Roping in a friend for the challenge, I labeled with “curly” and “crinkle” on the bottom, poured up the bloody marys, and switched the cups around on the table a few times so that we wouldn’t know which was which. The first sample was indeterminable, mostly just tasting like bloody mary mix, but sipping from the second cup set my tastebuds alive.
Improbably, there was a distinct difference between the two bloody marys. The cup with the curly fry vodka, we found, has a much more pronounced spice than the crinkle fry vodka, and the little punch of garlic and paprika gave the drink a fuller flavor profile. It was extra, super savory, which is exactly what a bloody mary should be. The curly fry vodka made for the better bloody mary hands down, and the addition of a little pickle juice would’ve really taken things over the top.

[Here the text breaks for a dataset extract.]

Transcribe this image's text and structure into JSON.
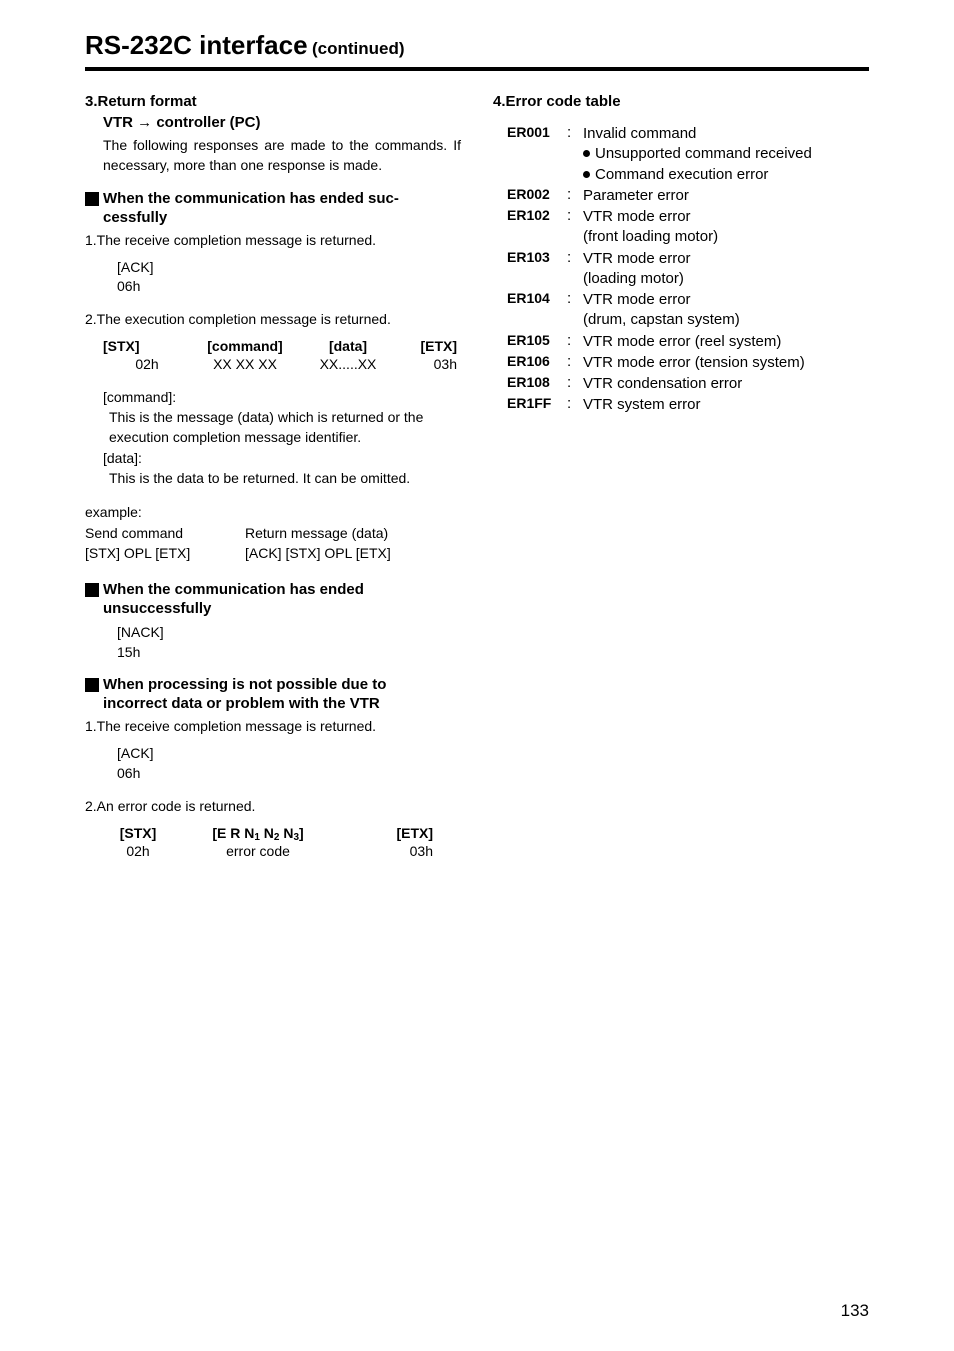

This isn’t to say that the crinkle fry vodka is bad, though. It’s decently smooth, and there is a little hint of sweetness on the finish. Arby’s describes its flavor as subtle, and that’s certainly accurate. But we’re talking about a $60 bottle of vodka here, and there’s no real reason to drop that kind of cash on a vodka that doesn’t bring that much in terms of flavor to the table. Maybe you can replicate the salty-sweet vibe by simply adding a little sugar to your bloody mary mix and using ol’ reliable Tito’s?
But the curly fry vodka offers up something special. Flavored vodkas aren’t really novel, but they tend to be cheap, subpar spirits infused with over-the-top flavors like whipped cream and fake watermelon. Savory infused vodkas are much more rare, outside of the occasional chile-infused vodka and novelties like pickle vodka. There should be more savory infusions, especially considering the the ubiquity of vodka in classic, not-sweet cocktails like the bloody mary and the martini.
Whether or not the Arby’s vodka is worth $60 is a personal calculus. If you’re planning a brunch and want to have killer bloody marys, it’s definitely a good ingredient to have in that situation. While this pricey bottle of vodka might be a marketing stunt intended to make people talk about Arby’s, it’s not a bad little addition to a home bar. (But if you’re looking for a vodka that tastes exactly like french fries, though, this ain’t it.)
When the brand announced the launch of this bizarrely satisfying vodka, it was met with equal parts incredulity — why in the world would Arby’s, which has never served alcohol, get into the booze industry? — and enthusiasm. Oh, and jokes, plenty of jokes. That was the goal from the jump — not for Arby’s to get into the vodka game, but for all of us to share our opinions about it on social media. However you feel about the food at Arby’s, or their vodka, becoming a meme is priceless.